The picture was captured by the Event Horizon Telescope (EHT), a network of eight linked telescopes. Prof Heino Falcke of Radboud University in the Netherlands, who proposed the experiment, said that the black hole was found in a galaxy called M87.
"What we see is larger than the size of our entire Solar System," he told the BBC.
"It has a mass 6.5 billion times that of the Sun. And it is one of the heaviest black holes that we think exists. It is an absolute monster, the heavyweight champion of black holes in the Universe."
Prof Falcke describes what we see in the image as an intensely bright "ring of fire," surrounding a perfectly circular dark hole. Interestingly, the bright halo is caused by superheated gas falling into the hole. And since the light is brighter than all the billions of other stars in the galaxy combined, it can be seen all the way from Earth. The edge of the dark circle at the centre is the point at which the gas enters the black hole, and this object that has such a strong gravitational pull, not even light can escape.
And this brings us to the definition of the black hole.It is a region of space from which nothing, not even light, can escape. Contrary to what their name might suggest, they are not empty but instead consist of a huge amount of matter packed densely into a small area, giving it an immense gravitational pull.
The region of space beyond the black hole called the event horizon, or a "point of no return." Beyond it, it's impossible to escape the gravitational effects of the black hole.
Prof Falcke came up with the idea for the project when he was a PhD student in 1993. At the time, no one thought it was possible. Prof Falcke, however, was the first to realize that a certain type of radio emission would be generated close to and all around the black hole, which would be powerful enough to be detected by telescopes on our planet.

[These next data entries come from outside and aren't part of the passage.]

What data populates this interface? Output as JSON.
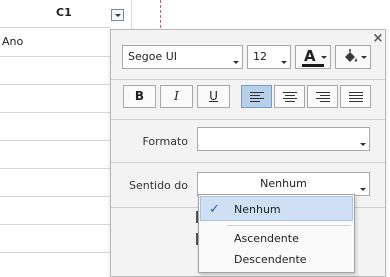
{
  "sheet": {
    "column_header": "C1",
    "cell_value": "Ano"
  },
  "panel": {
    "font_family": "Segoe UI",
    "font_size": "12",
    "font_color_glyph": "A",
    "format_buttons": [
      "B",
      "I",
      "U"
    ],
    "format_label": "Formato",
    "format_value": "",
    "sort_label": "Sentido do",
    "sort_value": "Nenhum",
    "close_glyph": "×"
  },
  "dropdown": {
    "options": [
      "Nenhum",
      "Ascendente",
      "Descendente"
    ],
    "selected_index": 0,
    "check_glyph": "✓"
  },
  "colors": {
    "selection": "#cfe0f4",
    "active_align": "#b8cfe9",
    "filter_line": "#d65a5a"
  }
}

He also hadn't forgotten the scientific paper from 1973 that suggested that because of their enormous gravity, black holes appear 2.5 times larger than they actually are.
Combine these two things and the impossible suddenly becomes possible.
Since no single telescope is powerful enough to take an image of the black hole, Prof Sheperd Doeleman of the Harvard-Smithsonian Centre for Astrophysics led a project to set up a network of eight linked telescopes. Together, they form the Event Horizon Telescope and can be thought of as a planet-sized array of dishes. Each of them is located high up at a variety of sites, including on volcanoes in Hawaii and Mexico, mountains in Arizona and the Spanish Sierra Nevada, in the Atacama Desert of Chile, and in Antarctica.
In total, a team of 200 scientists pointed the networked telescopes towards M87 and had been scanning its heart for 10 days.